Да и кого из нас не захватывала странная, бесхитростная и, увы, недоступная мечта о том, чтобы уехать в глубинку, опроститься, завести образцовый сельский уклад, разводить лошадей (как Фолкнер), солить грибы, варить варенье, наплодить кучу детей и в окружении близких (а не в реанимационном отделении больницы) отойти в мир иной с сознанием, что оставляешь этот мир таким же надежно прочным, каким его застал в момент своего появления.
Так и уходят на сцене герои Гоголя, и этот уход (кстати, еще в недавние времена слово «умер» у нас в телеграммах давать не разрешалось, и мне сообщили о смерти отца именно словом «ушел») настолько светел и грустен, что зал буквально замирает, присутствуя при естественном и опять же совершенно невозможном для нас процессе такого ухода.
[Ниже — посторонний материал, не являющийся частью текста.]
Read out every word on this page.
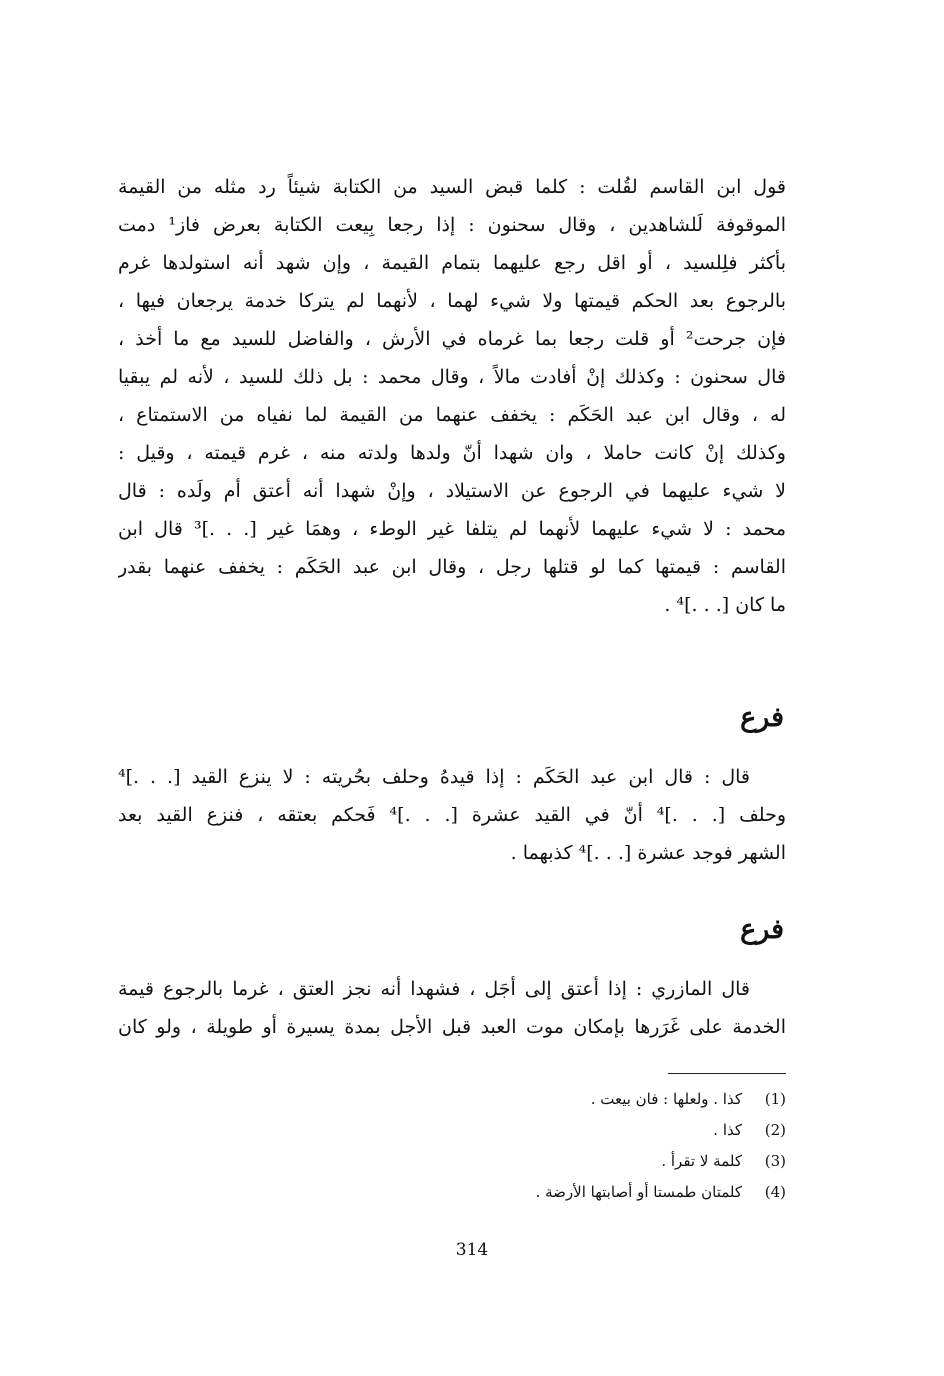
قول ابن القاسم لقُلت : كلما قبض السيد من الكتابة شيئاً رد مثله من القيمة
الموقوفة لَلشاهدين ، وقال سحنون : إذا رجعا بِيعت الكتابة بعرض فاز¹ دمت
بأكثر فلِلسيد ، أو اقل رجع عليهما بتمام القيمة ، وإن شهد أنه استولدها غرم
بالرجوع بعد الحكم قيمتها ولا شيء لهما ، لأنهما لم يتركا خدمة يرجعان فيها ،
فإن جرحت² أو قلت رجعا بما غرماه في الأرش ، والفاضل للسيد مع ما أخذ ،
قال سحنون : وكذلك إنْ أفادت مالاً ، وقال محمد : بل ذلك للسيد ، لأنه لم يبقيا
له ، وقال ابن عبد الحَكَم : يخفف عنهما من القيمة لما نفياه من الاستمتاع ،
وكذلك إنْ كانت حاملا ، وان شهدا أنّ ولدها ولدته منه ، غرم قيمته ، وقيل :
لا شيء عليهما في الرجوع عن الاستيلاد ، وإنْ شهدا أنه أعتق أم ولَده : قال
محمد : لا شيء عليهما لأنهما لم يتلفا غير الوطء ، وهمَا غير [. . .]³ قال ابن
القاسم : قيمتها كما لو قتلها رجل ، وقال ابن عبد الحَكَم : يخفف عنهما بقدر
ما كان [. . .]⁴ .
فرع
قال : قال ابن عبد الحَكَم : إذا قيدهُ وحلف بحُريته : لا ينزع القيد [. . .]⁴
وحلف [. . .]⁴ أنّ في القيد عشرة [. . .]⁴ فَحكم بعتقه ، فنزع القيد بعد
الشهر فوجد عشرة [. . .]⁴ كذبهما .
فرع
قال المازري : إذا أعتق إلى أجَل ، فشهدا أنه نجز العتق ، غرما بالرجوع قيمة
الخدمة على غَرَرها بإمكان موت العبد قبل الأجل بمدة يسيرة أو طويلة ، ولو كان
(1)
كذا . ولعلها : فان بيعت .
(2)
كذا .
(3)
كلمة لا تقرأ .
(4)
كلمتان طمستا أو أصابتها الأرضة .
314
Попрощалась Пульхерия Ивановна, дала указания ключнице, как кормить несравненного и обожаемого Афанасия Ивановича, привела все хозяйство в порядок и затихла, исчезла, никого собой не обременив. А если потом снова объявилась, то лишь для того, чтобы и «оттуда» еще проследить, как оно все надежно исполняется и хорошо ли обхаживают ее любимого муженька, и в этом возврате я вижу не столь уж неожиданную любовь режиссера ко всяким потусторонним ходам, хотя они тоже есть в стиле гоголевской Диканьки, сколько естественную драматургическую необходимость: мы даже забываем, что у Гоголя-то, кажется, возврата с того света Пульхерии Ивановны и нет. Лишь однажды ее голос…
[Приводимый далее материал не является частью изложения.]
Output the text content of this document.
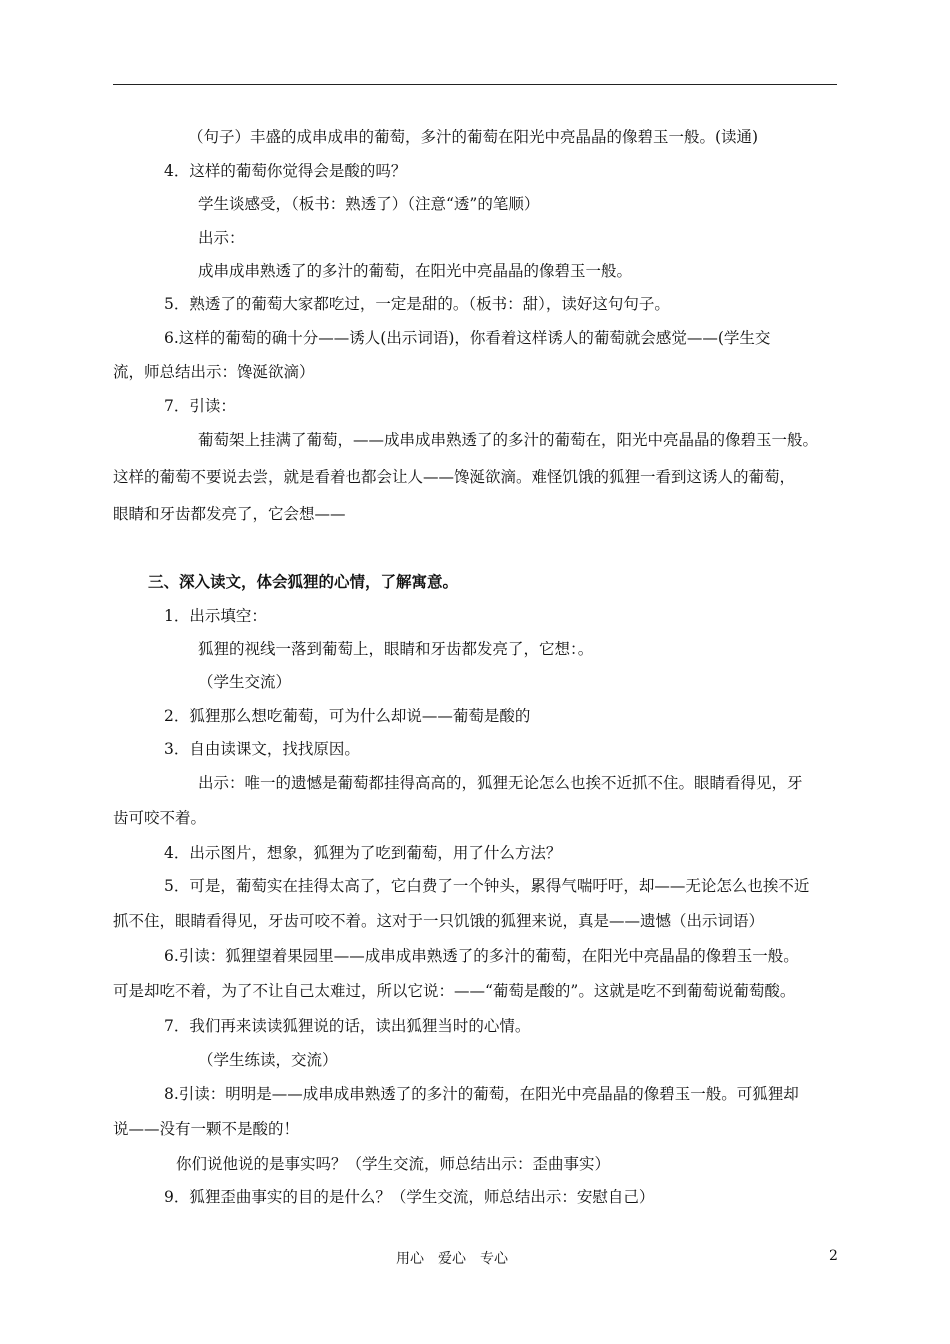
（句子）丰盛的成串成串的葡萄，多汁的葡萄在阳光中亮晶晶的像碧玉一般。(读通)
4．这样的葡萄你觉得会是酸的吗？
学生谈感受，（板书：熟透了）（注意“透”的笔顺）
出示：
成串成串熟透了的多汁的葡萄，在阳光中亮晶晶的像碧玉一般。
5．熟透了的葡萄大家都吃过，一定是甜的。（板书：甜），读好这句句子。
6.这样的葡萄的确十分——诱人(出示词语)，你看着这样诱人的葡萄就会感觉——(学生交
流，师总结出示：馋涎欲滴）
7．引读：
葡萄架上挂满了葡萄，——成串成串熟透了的多汁的葡萄在，阳光中亮晶晶的像碧玉一般。
这样的葡萄不要说去尝，就是看着也都会让人——馋涎欲滴。难怪饥饿的狐狸一看到这诱人的葡萄，
眼睛和牙齿都发亮了，它会想——
三、深入读文，体会狐狸的心情，了解寓意。
1．出示填空：
狐狸的视线一落到葡萄上，眼睛和牙齿都发亮了，它想：。
（学生交流）
2．狐狸那么想吃葡萄，可为什么却说——葡萄是酸的
3．自由读课文，找找原因。
出示：唯一的遗憾是葡萄都挂得高高的，狐狸无论怎么也挨不近抓不住。眼睛看得见，牙
齿可咬不着。
4．出示图片，想象，狐狸为了吃到葡萄，用了什么方法？
5．可是，葡萄实在挂得太高了，它白费了一个钟头，累得气喘吁吁，却——无论怎么也挨不近
抓不住，眼睛看得见，牙齿可咬不着。这对于一只饥饿的狐狸来说，真是——遗憾（出示词语）
6.引读：狐狸望着果园里——成串成串熟透了的多汁的葡萄，在阳光中亮晶晶的像碧玉一般。
可是却吃不着，为了不让自己太难过，所以它说：——“葡萄是酸的”。这就是吃不到葡萄说葡萄酸。
7．我们再来读读狐狸说的话，读出狐狸当时的心情。
（学生练读，交流）
8.引读：明明是——成串成串熟透了的多汁的葡萄，在阳光中亮晶晶的像碧玉一般。可狐狸却
说——没有一颗不是酸的！
你们说他说的是事实吗？（学生交流，师总结出示：歪曲事实）
9．狐狸歪曲事实的目的是什么？（学生交流，师总结出示：安慰自己）
用心　爱心　专心	2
Но вы догадываетесь, я опять не о спектакле, который можно было бы определить словом «ностальгия», если бы не закрепили за этим словом вполне привычные и скорей внешние, чем внутренние приметы прежней жизни. Здесь же нам явлены способом искусства, хоть оно, подобно грустной повести Гоголя («такая долгая, такая жаркая печаль!» – скажет он), никак не может вернуть невозратимое, как вздох, как домик в безвременье для Мастера у Булгакова, – вечная наша неисполнимая мечта о чем-то главном, вечном, потеряв которое мы уже не сможем выжить, какие бы электронные и виртуальные ухищрения взамен обычных чувств ни придумало человечество.
И тут я вспоминаю странную надпись фломастером, оставленную на память одним крымским писателем в старой квартире у меня на стене: «Милые мои, давайте будем людьми, если можем…» Нечаянный вскрик провинциала, который вдруг ощутил кожей нашу столичную выхолощенность, отстраненность от чужой боли. О том же, наверное, Гоголь, о том же Фокин, о том же слабый прорезающийся голос изнутри, который может расслышать каждый, кто был на этом пронзительном откровении, именуемом спектаклем о старосветской любви.